Thanks, Kirkwood, for the kind words. Unfortunately there won’t be brainstorming sessions with teachers, because it ends up being “too many cooks in the kitchen.” Administrators, many of whom have never taught in a classroom, will probably make the plans. Then there will be many issues and the discrepancies between the affluent and less-affluent students will divide further. It’s inevitable. The ones who suffer the most will be the students who need the most support. If I could clone myself, I’d go into educational reform, but I love the classroom too much.

A T, you’re making the unions cringe.

S, That’s why I work for a private school. I know I’m a good teacher, but I would be stunted by the bureaucracy of it all. I went to school for five years. I know when my students are ready to move onto a new topic, and I know when they can skip a few lessons. I don’t have to have formal assessments every other day. Having someone without a teaching credential tell me how to teach is ridiculous. In exchange, I don’t have public school perks, like better pay, 401K, good benefits, etc. But it’s still worth it!

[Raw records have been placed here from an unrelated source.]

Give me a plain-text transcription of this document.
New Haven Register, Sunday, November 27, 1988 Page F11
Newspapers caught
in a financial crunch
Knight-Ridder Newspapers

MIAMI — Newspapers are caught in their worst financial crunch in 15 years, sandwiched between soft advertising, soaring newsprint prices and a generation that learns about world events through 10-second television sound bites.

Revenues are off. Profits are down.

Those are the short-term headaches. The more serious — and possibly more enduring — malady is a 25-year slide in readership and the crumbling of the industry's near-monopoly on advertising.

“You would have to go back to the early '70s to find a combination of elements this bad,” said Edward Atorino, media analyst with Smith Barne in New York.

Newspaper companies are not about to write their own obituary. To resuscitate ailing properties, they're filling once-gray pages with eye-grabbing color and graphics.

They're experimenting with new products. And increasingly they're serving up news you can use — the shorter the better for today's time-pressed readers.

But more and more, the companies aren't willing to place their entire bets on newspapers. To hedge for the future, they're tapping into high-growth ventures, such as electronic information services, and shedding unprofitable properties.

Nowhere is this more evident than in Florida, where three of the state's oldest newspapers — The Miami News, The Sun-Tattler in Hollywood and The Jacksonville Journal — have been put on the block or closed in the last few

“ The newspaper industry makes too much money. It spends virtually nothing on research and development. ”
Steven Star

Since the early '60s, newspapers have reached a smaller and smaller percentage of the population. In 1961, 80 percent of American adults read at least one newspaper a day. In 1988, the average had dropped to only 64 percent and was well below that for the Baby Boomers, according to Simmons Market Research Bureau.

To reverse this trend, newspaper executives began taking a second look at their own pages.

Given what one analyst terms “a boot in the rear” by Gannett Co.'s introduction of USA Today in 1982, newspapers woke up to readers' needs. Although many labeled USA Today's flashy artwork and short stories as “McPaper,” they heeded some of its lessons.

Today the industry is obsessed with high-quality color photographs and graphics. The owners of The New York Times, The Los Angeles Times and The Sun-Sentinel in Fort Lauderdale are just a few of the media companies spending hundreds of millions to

We have schools here in the Mt. Diablo School District that have been terrible for +35 years. No actual business could survive with these kinds of results. The problem starts at the top… with the politicians and appointees who are supposed to guide our schools, and the teacher unions who protect bad teachers and are more interested in their own interests.

Throw in children who are not native English speakers, whose parents are mentally ill, addicted, illiterate, working 3 jobs to make ends meet, and it is no wonder we are rated 2nd or 3rd from the bottom in the nation.

Kids in our neighborhood are already playing with each other and not ‘socially-distancing’. Friends in other parts of Concord/Pleasant Hill/Walnut Creek report the same thing. Nothing except full-time, in-class instruction, is going to be even remotely successful.

Will the School Board actually speak with teachers from the worst schools in the District and HEAR what they experienced with distance learning, or will they ignore teachers the same way that they ignore parents?

Defund the Teachers Union.

Finally something that makes sense!!!!! These people only care about money, not our children.

Unions are funded by dues paid by the members, often in the form of a deduction on the paycheck.